Once more she looked up quickly. “We shall be at El Quiss, Sebastien’s place, for three days. After that you will find me at home. But do not come alone!” The hasty addition threw more light on the causes behind her sudden departure. “As you value your life – nay, you were always careless of that – promise, for my sake, that you will not come alone? When you go out anywhere take with you at least one man.”

“Is it so serious as that?” But he stopped laughing when he saw she was hurt. “There! I promise!”

She paid him, alighting, with a clasp of her hand that left its soft clinging pressure tingling after she disappeared in the crowd of rancheros and hacendados, Sebastien’s retainers and friends, who filled the station. His sharp gray eye had already singled out his car on a side track, and while he waited for the agent Sebastien and Don Luis passed, walking behind the coffin.

He was seen, moreover, by them, and after they had mounted and were riding side by side at the head of the funeral procession Sebastien spoke. “Your gringo was at the station.”

Don Luis nodded. “Si, he came down on the train.”

After a silence Sebastien spoke again. “It seems that he has been having trouble with his freight.”

Ignoring the subtle suggestion conveyed by the accent, Don Luis laconically answered, “He is not the first.”

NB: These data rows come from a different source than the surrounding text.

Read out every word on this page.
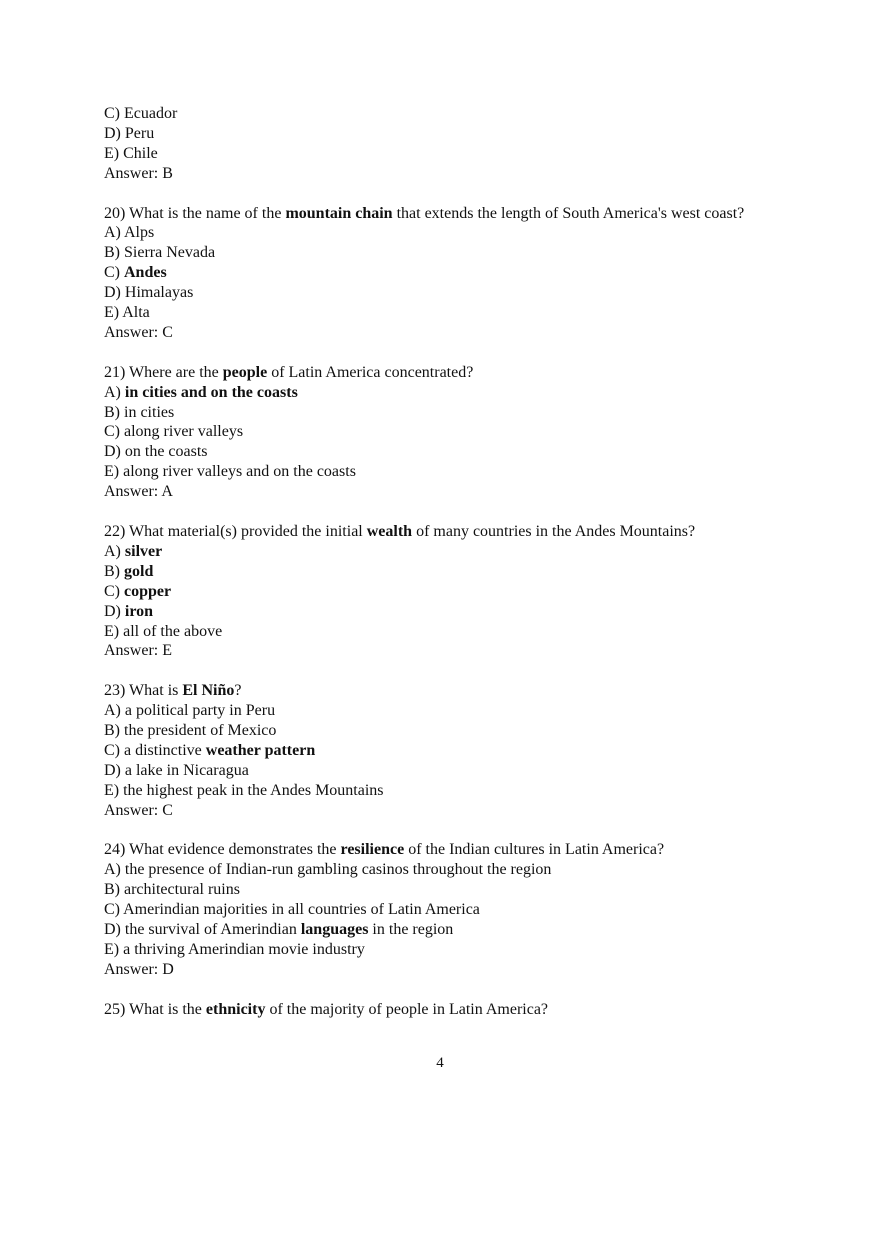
C) Ecuador
D) Peru
E) Chile
Answer: B
20) What is the name of the mountain chain that extends the length of South America's west coast?
A) Alps
B) Sierra Nevada
C) Andes
D) Himalayas
E) Alta
Answer: C
21) Where are the people of Latin America concentrated?
A) in cities and on the coasts
B) in cities
C) along river valleys
D) on the coasts
E) along river valleys and on the coasts
Answer: A
22) What material(s) provided the initial wealth of many countries in the Andes Mountains?
A) silver
B) gold
C) copper
D) iron
E) all of the above
Answer: E
23) What is El Niño?
A) a political party in Peru
B) the president of Mexico
C) a distinctive weather pattern
D) a lake in Nicaragua
E) the highest peak in the Andes Mountains
Answer: C
24) What evidence demonstrates the resilience of the Indian cultures in Latin America?
A) the presence of Indian-run gambling casinos throughout the region
B) architectural ruins
C) Amerindian majorities in all countries of Latin America
D) the survival of Amerindian languages in the region
E) a thriving Amerindian movie industry
Answer: D
25) What is the ethnicity of the majority of people in Latin America?
4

“But will be the last. Ernestino Chauvez, my second cousin, is in the department of freights. Yesterday he told me that, by special order, there are to be no more miscarriages of this man’s freight.”

The heavy brown mask refused even a sign. “This had better happened a year ago.”

“Then he is near the end of his rope?” Sebastien leaped to the conclusion.

“His first note of hand to me is due next month.”

“And – ”

Don Luis’s massive shoulders rose. “How should I know, amigo, what money he has?”

 

“But if he pay not?”

Again Don Luis shrugged. “Sebastien, how often am I to tell it – that no gringo shall force in on my lands.”

In happy ignorance as yet of the significance implied in their conversation, Seyd at that moment was reading and rereading, with incredulous joy, a newspaper clipping which had been forwarded by a friend in Albuquerque.

MRS. ROBERT SEYD, WIFE OF PROMINENT
MINING ENGINEER, GRANTED DIVORCE

The content below ran as is usual when feminine enthusiasm over its wrongs has been unchecked by fear of a reply, and in handing down his decision the local Dogberry – who was unaware that the notice of the plaintiff’s remarriage would appear in the same issue with his remarks – had pronounced it the most heartless case of desertion in all his experience upon the bench. Reading a second clipping which set forth the marriage, Seyd indulged in a grin. But this quickly faded. Pity and sympathy colored his remark.

“Poor thing! I hope she’ll be happy.” Self reproach vibrated in the addition, “She was not, never could have been, with me.”

With that she passed out of his thought just as she had already gone from his life. His mind leaped to review the consequences. Free! Free! In the first flush of his joy he exulted over the fact that his intended confession was now unnecessary. But later and more sober reflections caused him to shake his head.

“No!” He laid down the law peremptorily for himself. “There’s been enough and to spare of shilly-shallying. You will go to her and tell her – all! And if she refuses you there’ll be no one to blame but yourself.”